Dalam kunjungan pada 10 September 2026 tersebut, Dominic melihat langsung pelaksanaan proyek Darwin Extra Ridge-to-Reef Conservation, sebuah inisiatif yang mendapat dukungan Pemerintah Inggris dan dirancang untuk menghubungkan agenda konservasi dari kawasan daratan hingga ekosistem laut.
Pendekatan tersebut mempertemukan upaya perlindungan hutan di Tambrauw dengan ekosistem laut Raja Ampat yang memiliki arti penting bagi keanekaragaman hayati dunia.
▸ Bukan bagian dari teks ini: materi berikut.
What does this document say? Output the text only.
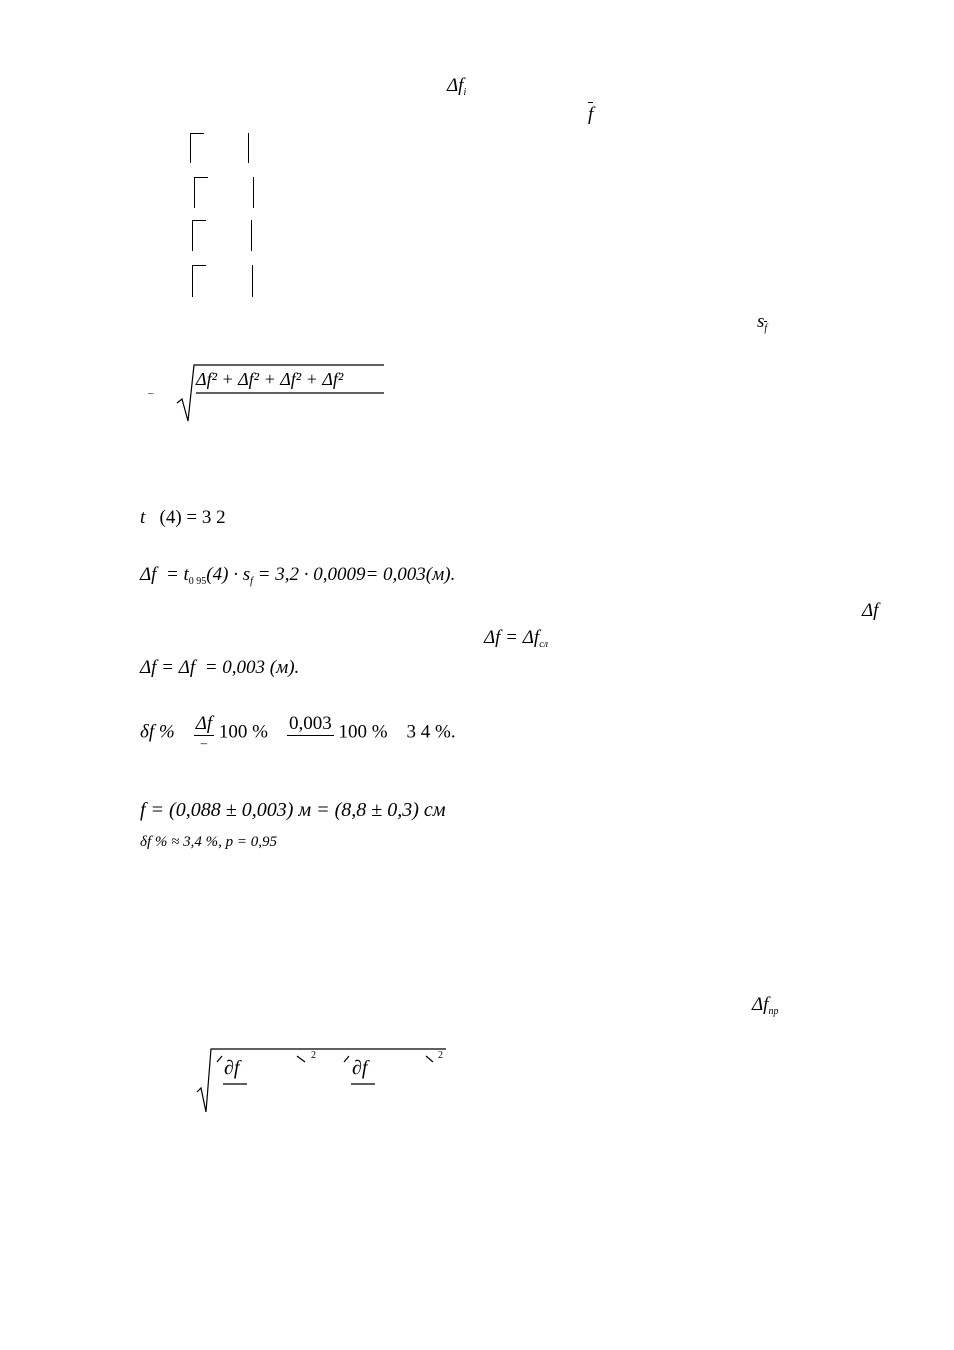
$\Delta f_i$
f
$s_f$
–
Δf² + Δf² + Δf² + Δf²
t (4) = 3 2
$\Delta f = t_{0 95}(4) \cdot s_f = 3,2 \cdot 0,0009= 0,003(м)$.
Δf
$\Delta f = \Delta f_{сл}$
Δf = Δf = 0,003 (м).
δf % $\frac{\Delta f}{-} 100$ % 0,003
100 % 3 4 %.
f = (0,088 ± 0,003) м = (8,8 ± 0,3) см
δf % ≈ 3,4 %, p = 0,95
$\Delta f_{пр}$
∂f
2
∂f
2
Program ini melibatkan Pemerintah Indonesia, Pemerintah Provinsi Papua Barat Daya, serta sejumlah mitra lokal dengan fokus pada penguatan pengelolaan kawasan konservasi, konservasi berbasis masyarakat, pengembangan mata pencaharian berkelanjutan, dan upaya membangun pembiayaan jangka panjang untuk pelestarian alam.
Di Sorong, Dominic bertemu Kepala Balai Besar Konservasi Sumber Daya Alam Genman Hasibuan serta masyarakat yang terlibat dalam berbagai kegiatan konservasi dan pengembangan ekonomi lokal.
Ia juga melihat produk pangan olahan, kerajinan, serta berbagai inisiatif komunitas yang dipamerkan dalam kegiatan tersebut.
Menurut Dominic, pengalaman di Papua Barat Daya memperlihatkan bahwa perlindungan alam dan peningkatan peluang ekonomi masyarakat dapat berjalan bersama.
“Dari hutan-hutan Tambrauw hingga perairan Raja Ampat, Papua Barat Daya merupakan rumah bagi sebagian keanekaragaman hayati paling luar biasa di dunia,” ujarnya.
Ia menekankan bahwa keterhubungan ekosistem darat dan laut membutuhkan kepemimpinan lokal yang kuat serta kemitraan yang erat. Inggris, kata dia, ingin terus bekerja bersama pemerintah dan masyarakat Indonesia untuk memperkuat konservasi, mendukung mata pencaharian berkelanjutan, dan mendorong pembiayaan jangka panjang bagi pelestarian alam.
Kerja sama tersebut turut melibatkan organisasi seperti Fauna & Flora dan Yayasan Konservasi Alam Nusantara (YKAN), khususnya dalam memperkuat tata kelola serta memperluas konservasi ekosistem daratan dan laut berbasis masyarakat.
Dalam agenda lainnya, Dominic mengunjungi Universitas Muhammadiyah Sorong.
Di sana ia berdialog dengan akademisi dan mahasiswa mengenai perubahan iklim, pembangunan internasional, pendidikan, serta pentingnya pertukaran internasional dalam menyiapkan generasi pemimpin masa depan.
Ia juga mendorong lebih banyak anak muda dari Papua Barat Daya untuk memanfaatkan kesempatan pendidikan internasional melalui Beasiswa Chevening, termasuk kabar mengenai seorang akademisi asal Sorong yang tahun ini akan melanjutkan studi di Inggris melalui program tersebut.
Bagi Inggris, dukungan terhadap pendidikan dan pengembangan kapasitas manusia menjadi bagian penting dari kerja sama yang lebih luas dengan Papua Barat Daya dan kawasan Papua, berdampingan dengan agenda konservasi dan pembangunan berkelanjutan.